May 22, 2012 — The cremated remains of one of NASA's original astronauts are now orbiting the Earth, having lifted off Tuesday (May 22) on board the same rocket that lofted a commercially-developed capsule that could, in the near future, carry the next astronauts to launch from U.S. soil.
The ashes of Mercury astronaut Gordon Cooper, who died in 2004, flew as part of a memorial payload organized by Celestis, a space services company based in Houston, on Space Exploration Technologies' — SpaceX's — Falcon 9 rocket.
The unmanned booster lifted off from Cape Canaveral Air Force Station's Launch Complex 40 in Florida at 3:44 a.m. EDT (0744 GMT).
Celestis' "New Frontier Flight" includes ash samples from more than 300 people, including Cooper and actor James Doohan, who was best known for his role as Montgomery "Scotty" Scott in the television and film series "Star Trek."
Gordon Cooper seen preparing for his Mercury-Atlas 9 launch on board the "Faith 7" spacecraft in May 1963. (NASA) |
The Celestis canister was carried as a secondary payload on the Falcon 9's second stage, which was used to boost into orbit the rocket's primary passenger — SpaceX's first Dragon capsule to fly to the International Space Station.
"We had a Celestis canister on the second stage, not on Dragon," Gwynne Shotwell, SpaceX's president, confirmed during a post-launch press conference.
Second final flight
Cooper, who while living flew on two NASA missions, said before his passing that he had desired another flight. His family first arranged for his remains to fly with a Celestis memorial spaceflight in 2005.
"In life, Gordon would have taken another trip into space... so I figured, why not now?" Cooper's widow, Suzan, said in an interview with MSNBC six years ago.
Celestis, which has flown 11 memorial payloads to date, charges $1,000 for a round-trip mission to just beyond the boundary of space and $3,000 for flights to Earth orbit.
Cooper's remains first flew on a sub-orbital flight launched in April 2007 from the White Sands Missile Range in New Mexico. The booster safely flew the Celestis payload into space and back again, though its canister of Cooper's and the others' ashes went missing and unrecovered for about two weeks.
The mission patch for SpaceX's third Falcon 1 flight included a reference to Gordon Cooper's ashes being aboard. (SpaceX) |
Some of Cooper's ashes flew again on August 2, 2008 on SpaceX's third Falcon 1 rocket to launch, but the payload failed to enter orbit after the rocket's stages collided.
On Tuesday, it was smooth sailing for the late astronaut's "final mission," a one-way trip to space.
Cooper's ashes, along with Celestis' other participants, are now circling the Earth mounted to the Falcon's 9 discarded second stage.

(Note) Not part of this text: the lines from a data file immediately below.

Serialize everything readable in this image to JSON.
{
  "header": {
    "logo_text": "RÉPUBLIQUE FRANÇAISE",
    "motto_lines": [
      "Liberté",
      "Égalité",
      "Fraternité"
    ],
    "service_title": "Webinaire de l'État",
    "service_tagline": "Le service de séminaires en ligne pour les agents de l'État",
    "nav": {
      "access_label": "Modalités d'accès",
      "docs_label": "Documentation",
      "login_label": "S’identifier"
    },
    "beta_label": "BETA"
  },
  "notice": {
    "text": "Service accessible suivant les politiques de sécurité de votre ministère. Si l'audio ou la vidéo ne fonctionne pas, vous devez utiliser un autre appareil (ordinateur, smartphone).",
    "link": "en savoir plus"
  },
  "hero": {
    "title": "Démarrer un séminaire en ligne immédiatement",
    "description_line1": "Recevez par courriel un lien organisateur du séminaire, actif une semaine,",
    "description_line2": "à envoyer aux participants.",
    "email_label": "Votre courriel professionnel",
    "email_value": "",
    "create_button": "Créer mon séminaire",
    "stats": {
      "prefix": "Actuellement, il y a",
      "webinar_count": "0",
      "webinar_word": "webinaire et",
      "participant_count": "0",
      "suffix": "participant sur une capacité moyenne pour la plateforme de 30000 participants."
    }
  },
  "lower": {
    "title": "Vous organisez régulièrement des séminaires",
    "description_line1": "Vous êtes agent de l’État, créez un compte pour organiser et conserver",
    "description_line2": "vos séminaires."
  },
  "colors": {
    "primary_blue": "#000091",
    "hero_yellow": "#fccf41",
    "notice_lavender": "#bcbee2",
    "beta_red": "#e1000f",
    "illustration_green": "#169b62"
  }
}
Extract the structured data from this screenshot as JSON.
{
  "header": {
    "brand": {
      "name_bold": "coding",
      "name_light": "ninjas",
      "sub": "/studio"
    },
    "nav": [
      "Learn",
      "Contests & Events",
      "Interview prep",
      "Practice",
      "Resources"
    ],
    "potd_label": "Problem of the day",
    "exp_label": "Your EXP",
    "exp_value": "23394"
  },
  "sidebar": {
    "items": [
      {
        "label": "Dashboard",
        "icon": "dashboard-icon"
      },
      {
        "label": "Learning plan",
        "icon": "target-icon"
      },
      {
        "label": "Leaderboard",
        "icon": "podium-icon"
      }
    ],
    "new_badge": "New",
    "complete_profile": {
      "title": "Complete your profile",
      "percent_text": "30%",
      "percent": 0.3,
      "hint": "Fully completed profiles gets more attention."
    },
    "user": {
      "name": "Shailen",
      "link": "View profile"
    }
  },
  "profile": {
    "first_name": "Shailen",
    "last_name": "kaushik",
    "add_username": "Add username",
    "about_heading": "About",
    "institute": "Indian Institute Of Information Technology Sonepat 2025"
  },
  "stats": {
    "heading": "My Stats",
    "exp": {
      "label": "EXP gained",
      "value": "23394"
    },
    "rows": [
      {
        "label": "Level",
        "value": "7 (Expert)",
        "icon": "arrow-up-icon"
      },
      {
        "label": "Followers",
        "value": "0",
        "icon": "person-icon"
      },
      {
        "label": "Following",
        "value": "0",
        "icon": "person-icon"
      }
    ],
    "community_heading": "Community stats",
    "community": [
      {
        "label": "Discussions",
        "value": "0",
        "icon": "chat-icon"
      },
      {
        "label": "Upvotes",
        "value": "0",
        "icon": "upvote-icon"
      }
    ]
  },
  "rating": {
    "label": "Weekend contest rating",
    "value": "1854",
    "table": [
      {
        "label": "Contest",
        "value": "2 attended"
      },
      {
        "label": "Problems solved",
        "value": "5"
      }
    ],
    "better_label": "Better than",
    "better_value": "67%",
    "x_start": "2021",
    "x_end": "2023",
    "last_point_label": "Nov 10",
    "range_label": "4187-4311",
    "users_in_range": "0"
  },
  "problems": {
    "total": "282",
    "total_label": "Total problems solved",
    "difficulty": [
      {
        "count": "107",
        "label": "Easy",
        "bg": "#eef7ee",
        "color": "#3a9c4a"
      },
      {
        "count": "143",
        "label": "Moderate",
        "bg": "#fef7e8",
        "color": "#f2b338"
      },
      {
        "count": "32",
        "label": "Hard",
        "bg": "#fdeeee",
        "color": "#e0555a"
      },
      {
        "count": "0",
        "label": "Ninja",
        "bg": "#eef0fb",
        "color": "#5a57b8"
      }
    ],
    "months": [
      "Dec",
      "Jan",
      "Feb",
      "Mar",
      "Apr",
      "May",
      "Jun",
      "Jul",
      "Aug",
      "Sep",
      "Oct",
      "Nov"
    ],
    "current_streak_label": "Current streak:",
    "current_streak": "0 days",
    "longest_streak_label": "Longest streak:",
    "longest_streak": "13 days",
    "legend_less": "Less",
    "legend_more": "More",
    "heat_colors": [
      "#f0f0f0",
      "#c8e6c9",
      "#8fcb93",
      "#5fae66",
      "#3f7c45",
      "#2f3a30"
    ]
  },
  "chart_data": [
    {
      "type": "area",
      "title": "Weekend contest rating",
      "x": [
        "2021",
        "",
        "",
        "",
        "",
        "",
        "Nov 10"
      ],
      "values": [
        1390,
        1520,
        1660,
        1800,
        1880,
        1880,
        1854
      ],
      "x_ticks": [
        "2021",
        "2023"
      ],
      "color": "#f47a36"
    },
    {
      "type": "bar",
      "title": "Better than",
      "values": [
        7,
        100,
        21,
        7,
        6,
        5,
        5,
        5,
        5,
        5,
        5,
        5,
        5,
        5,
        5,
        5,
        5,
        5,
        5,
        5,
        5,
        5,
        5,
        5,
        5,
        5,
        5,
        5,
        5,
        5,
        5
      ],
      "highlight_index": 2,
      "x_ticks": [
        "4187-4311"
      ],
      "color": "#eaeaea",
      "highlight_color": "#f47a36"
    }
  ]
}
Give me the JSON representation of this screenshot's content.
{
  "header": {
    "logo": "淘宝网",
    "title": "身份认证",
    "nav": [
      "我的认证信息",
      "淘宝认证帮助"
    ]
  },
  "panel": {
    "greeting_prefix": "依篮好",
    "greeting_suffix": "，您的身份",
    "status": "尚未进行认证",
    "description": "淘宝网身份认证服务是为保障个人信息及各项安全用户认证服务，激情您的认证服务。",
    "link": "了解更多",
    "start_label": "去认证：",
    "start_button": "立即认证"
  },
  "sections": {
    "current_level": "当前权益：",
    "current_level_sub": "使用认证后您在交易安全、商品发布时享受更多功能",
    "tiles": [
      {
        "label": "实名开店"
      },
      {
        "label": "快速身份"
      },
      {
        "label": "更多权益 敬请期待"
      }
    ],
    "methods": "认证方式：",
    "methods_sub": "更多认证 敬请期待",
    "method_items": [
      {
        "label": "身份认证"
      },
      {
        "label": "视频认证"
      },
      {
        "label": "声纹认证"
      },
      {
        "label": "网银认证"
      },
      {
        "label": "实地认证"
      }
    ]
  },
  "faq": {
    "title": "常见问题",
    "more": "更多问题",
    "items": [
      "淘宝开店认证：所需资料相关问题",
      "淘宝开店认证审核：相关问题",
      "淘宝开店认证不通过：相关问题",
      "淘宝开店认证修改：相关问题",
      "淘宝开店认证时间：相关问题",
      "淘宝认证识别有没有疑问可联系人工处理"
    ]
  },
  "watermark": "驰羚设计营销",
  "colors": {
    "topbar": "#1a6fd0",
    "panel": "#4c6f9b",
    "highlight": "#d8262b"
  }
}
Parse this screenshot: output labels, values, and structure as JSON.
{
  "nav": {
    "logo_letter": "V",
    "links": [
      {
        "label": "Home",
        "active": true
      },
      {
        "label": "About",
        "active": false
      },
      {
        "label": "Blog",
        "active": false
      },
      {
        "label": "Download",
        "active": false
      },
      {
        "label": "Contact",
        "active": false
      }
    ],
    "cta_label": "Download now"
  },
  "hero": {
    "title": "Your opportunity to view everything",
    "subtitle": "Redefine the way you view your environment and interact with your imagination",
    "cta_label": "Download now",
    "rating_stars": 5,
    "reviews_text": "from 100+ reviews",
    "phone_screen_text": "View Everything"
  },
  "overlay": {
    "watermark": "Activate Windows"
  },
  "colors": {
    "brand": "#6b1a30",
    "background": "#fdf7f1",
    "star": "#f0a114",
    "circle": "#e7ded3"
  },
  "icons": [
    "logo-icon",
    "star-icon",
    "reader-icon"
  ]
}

It is expected that the stage will degrade in its orbit in about a year and then be destroyed as it enters the atmosphere.
Trailblazer, trailblazing flight
Cooper was selected in 1959 as one of the United States' first seven astronauts. He made his first flight piloting the last of NASA's one-man Mercury flights aboard his "Faith 7" spacecraft in May 1963.
Two years later, Cooper commanded Gemini 5, the third of NASA's two-man spacecraft missions and the first to set a world duration record of nearly 8 days in space.
NASA portrait of Mercury astronaut Gordon Cooper. (NASA) |
Both missions were on board capsules similar in shape to the Dragon that topped the late Cooper's ride to space on Tuesday.
Flying its first test flight aimed at demonstrating an ability to deliver cargo to the space station, SpaceX designed its Dragon spacecraft to carry astronauts from its start. The company, which has a $1.6 billion contract with NASA to provide a dozen cargo ship flights to the space station, is competing to win a crew launch services contract as well.
"I think we are really at the dawn of a new era for space exploration," SpaceX CEO and chief designer Elon Musk said after his company's successful launch. "One where there's a much bigger role for commercial companies."